We actually introduced him to the producer of this record. Another rock and roll cliché that the Paper Jets fall into is that we have a completely finished album that never came out called “Pictures Like This One.” Tim came in one day to provide some session bass or piano or vocals (I forget now) and he took a shine to the producer and ended up making this whole record together. They made it really clean sounding. It’s very FM. It’s like what a guitar band would sound like now. He had this classic old-timeyness about him that’s not there. Everything’s polished and perfect and he got a little down on himself when it didn’t really do what he was expecting it to do for him. So, he was at this weird cross-roads when we just said come on board, we have this record with 11 songs that you’ll just have to grit your teeth for two years but the next one you’ll write songs. Obviously, it didn’t make it past the studio.

Do you like producing?

Yeah, I got to produce an album for Jesse Elliot who’s from Princeton. I actually gave away my last two copies the other night. I got to produce the last Paper Jets album which was a hoot. It’s really cool. That’s what I like the best. With the Paper Jets album versus Jesse’s album, it was two different processes. With Jesse’s album, he wanted something very “band is in the room,” nothing too flourishy. So, the role was get these disparate people who’d never played together before to sound like a band. Take five takes and combine into one to make it sound like one. Since I’m in the Paper Jets, I already know how we’re going to sound I can make it more flourishy, a weird sound here or there is good for the context of the song to give it a personality. I think the best music has a real personality and that’s what I try to bring to it. I’m not that technical with it.

Harder to produce for yourself or other people?

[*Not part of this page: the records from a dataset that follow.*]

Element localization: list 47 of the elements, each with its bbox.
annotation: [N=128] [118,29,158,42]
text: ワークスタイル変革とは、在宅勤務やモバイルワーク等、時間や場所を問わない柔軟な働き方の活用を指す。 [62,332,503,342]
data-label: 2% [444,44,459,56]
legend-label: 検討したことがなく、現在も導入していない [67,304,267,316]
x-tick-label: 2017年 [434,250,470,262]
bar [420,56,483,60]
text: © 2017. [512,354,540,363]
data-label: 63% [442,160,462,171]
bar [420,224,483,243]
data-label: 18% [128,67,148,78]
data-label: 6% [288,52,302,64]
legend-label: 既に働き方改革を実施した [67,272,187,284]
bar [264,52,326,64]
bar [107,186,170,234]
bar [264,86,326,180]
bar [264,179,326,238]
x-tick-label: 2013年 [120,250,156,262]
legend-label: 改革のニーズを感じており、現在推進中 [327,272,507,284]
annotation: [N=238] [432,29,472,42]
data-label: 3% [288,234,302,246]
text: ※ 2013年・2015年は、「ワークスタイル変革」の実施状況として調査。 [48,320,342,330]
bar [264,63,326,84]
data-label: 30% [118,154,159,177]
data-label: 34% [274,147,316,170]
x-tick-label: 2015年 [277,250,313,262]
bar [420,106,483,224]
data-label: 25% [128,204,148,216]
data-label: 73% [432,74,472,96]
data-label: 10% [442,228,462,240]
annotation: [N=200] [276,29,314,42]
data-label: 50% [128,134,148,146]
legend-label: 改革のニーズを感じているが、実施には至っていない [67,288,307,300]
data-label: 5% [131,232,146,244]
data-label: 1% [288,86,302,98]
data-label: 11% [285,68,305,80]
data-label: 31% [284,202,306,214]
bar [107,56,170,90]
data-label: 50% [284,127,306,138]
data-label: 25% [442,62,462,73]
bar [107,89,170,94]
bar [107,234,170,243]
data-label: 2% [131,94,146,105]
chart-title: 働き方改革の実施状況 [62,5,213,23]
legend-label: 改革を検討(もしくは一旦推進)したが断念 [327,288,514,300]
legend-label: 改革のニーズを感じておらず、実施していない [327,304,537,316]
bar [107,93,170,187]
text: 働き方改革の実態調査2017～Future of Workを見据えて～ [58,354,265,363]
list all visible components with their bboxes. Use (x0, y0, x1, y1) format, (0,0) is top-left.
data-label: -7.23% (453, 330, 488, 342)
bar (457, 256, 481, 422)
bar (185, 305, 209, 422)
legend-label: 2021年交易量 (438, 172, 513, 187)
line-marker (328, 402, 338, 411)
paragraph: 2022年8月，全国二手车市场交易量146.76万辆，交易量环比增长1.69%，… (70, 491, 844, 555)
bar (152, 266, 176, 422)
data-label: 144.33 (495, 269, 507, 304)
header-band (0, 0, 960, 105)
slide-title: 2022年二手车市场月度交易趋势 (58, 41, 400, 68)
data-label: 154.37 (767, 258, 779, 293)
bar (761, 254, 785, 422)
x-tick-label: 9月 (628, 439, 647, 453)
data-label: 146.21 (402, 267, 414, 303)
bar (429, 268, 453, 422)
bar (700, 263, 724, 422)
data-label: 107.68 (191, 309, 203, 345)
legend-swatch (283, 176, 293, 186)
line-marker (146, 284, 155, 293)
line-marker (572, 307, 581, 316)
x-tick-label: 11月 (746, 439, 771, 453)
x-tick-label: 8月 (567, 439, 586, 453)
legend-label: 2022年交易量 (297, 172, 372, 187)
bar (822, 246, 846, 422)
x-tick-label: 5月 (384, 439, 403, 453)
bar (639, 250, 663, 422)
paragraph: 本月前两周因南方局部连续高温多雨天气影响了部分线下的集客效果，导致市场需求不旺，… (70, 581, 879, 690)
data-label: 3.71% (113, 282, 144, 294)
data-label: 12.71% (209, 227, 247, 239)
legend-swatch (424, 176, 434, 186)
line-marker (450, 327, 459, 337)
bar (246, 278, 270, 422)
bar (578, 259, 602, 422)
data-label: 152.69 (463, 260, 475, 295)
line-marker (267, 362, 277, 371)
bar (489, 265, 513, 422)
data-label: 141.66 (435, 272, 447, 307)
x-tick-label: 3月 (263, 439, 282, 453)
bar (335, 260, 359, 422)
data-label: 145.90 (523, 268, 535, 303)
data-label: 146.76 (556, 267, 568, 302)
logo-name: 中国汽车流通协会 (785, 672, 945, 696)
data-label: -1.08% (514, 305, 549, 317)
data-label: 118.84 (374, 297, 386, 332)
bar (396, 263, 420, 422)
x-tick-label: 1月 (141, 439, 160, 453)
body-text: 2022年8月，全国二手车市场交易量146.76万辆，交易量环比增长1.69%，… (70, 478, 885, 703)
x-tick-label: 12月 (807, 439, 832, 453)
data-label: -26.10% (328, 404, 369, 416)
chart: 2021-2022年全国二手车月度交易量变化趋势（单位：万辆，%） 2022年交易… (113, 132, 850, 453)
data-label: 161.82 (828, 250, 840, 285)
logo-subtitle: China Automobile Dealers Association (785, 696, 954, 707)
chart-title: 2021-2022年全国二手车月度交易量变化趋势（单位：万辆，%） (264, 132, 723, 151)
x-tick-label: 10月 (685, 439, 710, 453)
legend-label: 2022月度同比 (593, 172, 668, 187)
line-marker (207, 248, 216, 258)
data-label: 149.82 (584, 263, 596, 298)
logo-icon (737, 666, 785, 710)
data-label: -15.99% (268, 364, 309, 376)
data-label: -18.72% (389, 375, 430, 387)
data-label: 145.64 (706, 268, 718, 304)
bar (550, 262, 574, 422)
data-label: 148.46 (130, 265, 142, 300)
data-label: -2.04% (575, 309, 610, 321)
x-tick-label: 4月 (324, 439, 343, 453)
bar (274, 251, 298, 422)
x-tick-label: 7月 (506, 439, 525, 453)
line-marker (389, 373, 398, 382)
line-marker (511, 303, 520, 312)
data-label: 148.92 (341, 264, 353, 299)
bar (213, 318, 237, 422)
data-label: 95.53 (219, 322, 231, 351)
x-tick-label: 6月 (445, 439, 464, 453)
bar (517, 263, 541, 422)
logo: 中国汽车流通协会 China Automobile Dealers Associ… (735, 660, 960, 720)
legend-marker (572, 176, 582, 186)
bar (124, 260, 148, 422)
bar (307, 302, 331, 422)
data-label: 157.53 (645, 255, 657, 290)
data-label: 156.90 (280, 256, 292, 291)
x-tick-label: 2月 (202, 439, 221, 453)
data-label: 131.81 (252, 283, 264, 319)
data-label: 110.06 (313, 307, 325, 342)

For other people because you get more opinions that way. It’s easier to produce my self or my band. The band has their opinions but it’s easier because all work together than to bring someone from the outside. Usually, I just say “OK, you have three options: I can do everything you can lay your stuff down and come back in three months and I’ll have it for you; you can show up every couple of days and we’ll work on it together; or, I’ll just press record and that’s it.” Everybody always picks the middle option. I kind of wish someone would either say “just press record” or “I’ll do my thing and you do your thing and I’ll see you in a couple months.” The first unreleased Paper Jets album is probably unreleased because I picked the middle! It’s a pain in the neck for the producer because you have that vision and the worst is when they say the demo sounds better. Producing is just having the courage of your convictions. It’s almost like winning an argument. You have to prove your process every single time. We had a nice piece of success when one of our songs got on commercial radio. One of the Paper Jets songs got on 104.5 in Philadelphia for a whole two weeks. It was cool, we had our “That Thing You Do” moment where our manager sent out a text to us saying “Turn on 104.5 RIGHT NOW” in all caps. So we turned it on and were like “Oh my god!!” That lends credibility as a producer that it wasn’t a huge hit but at least it got there. A New Jersey magazine Jersey Beat put us in their top twenty last year and Jesse is hoping to make it this year which would be cool because I’d make it two years in a row. Bring in any producer and you’ll still question their process.